I wanted to flag something else in my final minute. We are going back to trucks again unfortunately. We had a fatality a mile from where I live. A lovely three-year-old girl was killed by a truck driver who was trying to overtake a bus on a bend. Her father tried to save her and she was killed. Not only was that absolutely tragic and her father ended up in hospital for many months and still has an acquired brain injury, but the truck driver lost his licence for two years, appealed it, and is now back driving trucks. If we are not going to punish people for absolutely insane behaviour that leads to death, why would people not take risks? We have to look at the justice side of things as well. It might be something for the RSA to see what the rules are around that because it is giving licences back to people way sooner than they should get them. If people are afraid of losing their licences, they might drive more carefully.

As an add-on to that story, two students who were madly in love were sitting on a wall three days after doing their leaving certificate and were killed by a truck in our county town. Two days later, a woman sitting in her car in a hard shoulder was killed by a truck.
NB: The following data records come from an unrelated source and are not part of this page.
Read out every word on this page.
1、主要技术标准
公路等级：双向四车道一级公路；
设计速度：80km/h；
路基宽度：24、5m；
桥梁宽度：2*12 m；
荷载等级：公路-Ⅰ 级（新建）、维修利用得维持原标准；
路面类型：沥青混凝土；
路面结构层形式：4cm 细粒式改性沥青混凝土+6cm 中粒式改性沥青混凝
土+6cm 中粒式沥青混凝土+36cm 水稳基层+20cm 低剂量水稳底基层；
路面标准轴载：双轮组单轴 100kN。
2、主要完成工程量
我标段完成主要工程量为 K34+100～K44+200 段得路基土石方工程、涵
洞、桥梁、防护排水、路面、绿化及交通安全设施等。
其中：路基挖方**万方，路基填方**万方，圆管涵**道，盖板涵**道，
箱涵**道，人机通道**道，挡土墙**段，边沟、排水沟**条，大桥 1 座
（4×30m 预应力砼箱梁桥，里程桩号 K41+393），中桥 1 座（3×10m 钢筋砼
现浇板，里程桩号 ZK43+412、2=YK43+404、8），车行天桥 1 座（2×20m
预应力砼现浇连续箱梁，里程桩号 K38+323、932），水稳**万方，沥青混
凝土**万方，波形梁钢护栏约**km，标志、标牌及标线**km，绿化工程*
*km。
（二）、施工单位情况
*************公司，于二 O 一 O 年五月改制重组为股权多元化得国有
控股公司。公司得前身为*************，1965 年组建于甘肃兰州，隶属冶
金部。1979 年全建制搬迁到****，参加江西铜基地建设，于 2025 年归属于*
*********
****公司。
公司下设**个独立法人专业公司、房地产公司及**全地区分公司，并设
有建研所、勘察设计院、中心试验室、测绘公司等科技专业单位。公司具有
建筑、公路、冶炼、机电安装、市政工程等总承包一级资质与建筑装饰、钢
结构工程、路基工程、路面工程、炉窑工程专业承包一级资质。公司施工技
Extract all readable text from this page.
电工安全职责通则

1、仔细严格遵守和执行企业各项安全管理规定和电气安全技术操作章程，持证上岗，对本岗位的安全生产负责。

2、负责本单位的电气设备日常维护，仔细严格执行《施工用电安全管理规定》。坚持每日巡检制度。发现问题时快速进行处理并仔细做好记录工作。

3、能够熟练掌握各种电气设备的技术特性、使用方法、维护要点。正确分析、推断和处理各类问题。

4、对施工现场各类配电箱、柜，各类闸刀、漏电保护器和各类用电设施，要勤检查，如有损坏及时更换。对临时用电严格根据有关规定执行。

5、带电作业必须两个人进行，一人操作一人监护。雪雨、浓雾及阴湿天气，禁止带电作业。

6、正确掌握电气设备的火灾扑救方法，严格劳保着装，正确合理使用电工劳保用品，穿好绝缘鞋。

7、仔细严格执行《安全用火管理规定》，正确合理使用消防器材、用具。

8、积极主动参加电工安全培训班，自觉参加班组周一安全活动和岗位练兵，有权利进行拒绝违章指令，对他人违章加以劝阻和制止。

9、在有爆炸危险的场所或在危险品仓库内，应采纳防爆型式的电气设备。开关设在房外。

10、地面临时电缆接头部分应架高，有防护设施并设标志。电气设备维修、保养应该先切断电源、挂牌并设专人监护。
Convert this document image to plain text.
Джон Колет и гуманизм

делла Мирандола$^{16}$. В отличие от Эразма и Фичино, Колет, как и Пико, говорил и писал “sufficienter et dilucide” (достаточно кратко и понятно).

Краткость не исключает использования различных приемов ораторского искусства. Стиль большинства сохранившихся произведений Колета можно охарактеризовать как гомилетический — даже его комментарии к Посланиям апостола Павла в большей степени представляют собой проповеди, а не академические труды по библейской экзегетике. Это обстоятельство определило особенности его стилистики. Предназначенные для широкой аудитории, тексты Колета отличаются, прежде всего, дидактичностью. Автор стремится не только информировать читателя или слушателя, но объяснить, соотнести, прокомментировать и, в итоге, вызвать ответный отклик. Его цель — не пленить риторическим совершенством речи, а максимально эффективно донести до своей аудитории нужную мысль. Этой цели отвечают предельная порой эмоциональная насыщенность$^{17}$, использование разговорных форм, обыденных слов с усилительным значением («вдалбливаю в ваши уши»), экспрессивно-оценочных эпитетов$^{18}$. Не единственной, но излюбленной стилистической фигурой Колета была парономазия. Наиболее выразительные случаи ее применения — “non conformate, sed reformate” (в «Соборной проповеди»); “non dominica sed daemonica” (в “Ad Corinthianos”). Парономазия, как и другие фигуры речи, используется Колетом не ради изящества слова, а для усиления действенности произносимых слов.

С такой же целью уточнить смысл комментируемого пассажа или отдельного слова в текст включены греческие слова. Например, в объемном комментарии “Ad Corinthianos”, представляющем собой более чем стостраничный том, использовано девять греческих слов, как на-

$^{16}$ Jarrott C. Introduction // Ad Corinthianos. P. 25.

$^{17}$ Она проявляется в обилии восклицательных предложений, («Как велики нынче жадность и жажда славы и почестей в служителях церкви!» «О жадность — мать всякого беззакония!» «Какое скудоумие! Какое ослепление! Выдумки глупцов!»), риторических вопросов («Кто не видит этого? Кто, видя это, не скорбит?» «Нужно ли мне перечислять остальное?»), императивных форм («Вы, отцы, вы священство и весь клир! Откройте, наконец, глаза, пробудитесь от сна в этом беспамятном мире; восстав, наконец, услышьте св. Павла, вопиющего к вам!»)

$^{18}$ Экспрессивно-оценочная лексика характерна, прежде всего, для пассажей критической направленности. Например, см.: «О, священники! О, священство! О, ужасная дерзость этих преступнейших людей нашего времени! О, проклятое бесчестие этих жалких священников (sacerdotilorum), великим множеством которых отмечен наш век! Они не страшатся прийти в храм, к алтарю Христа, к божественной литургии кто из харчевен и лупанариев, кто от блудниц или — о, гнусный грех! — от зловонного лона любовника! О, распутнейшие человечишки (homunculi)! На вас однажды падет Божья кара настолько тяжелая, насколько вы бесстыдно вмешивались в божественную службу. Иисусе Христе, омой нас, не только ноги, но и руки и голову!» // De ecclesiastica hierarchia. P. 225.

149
These were four people in our county killed by trucks in one week, namely, a three-year-old, two young teenagers, and a lady sitting in a stationary car, and nobody spoke about that. Nobody connected the dots and asked what we were doing letting these mad big vehicles drive at crazy speeds and kill our people. I have a friend who is a truck driver and he is a great one but we have to look at this issue. The bigger the vehicle on the road, the more of a threat it is to people. Trucks do not have a greater right to the road. They are of greater danger on the roads. We have to turn this upside down and put people, bikes, old people, people with disabilities, and children who want to cycle and walk, first, and put the trucks last. There has to be something done about that because it is leading to death and it is just horrendous. A motorcyclist was killed on his bike in Ballyvaughan and the speed limit signpost was on a bend. We have these signposts on bends because somebody in Dublin decided that was where they should go. I am glad to see that the Minister of State is looking at speed limits but people are dying as a result of poor infrastructure and design around speeds and roads.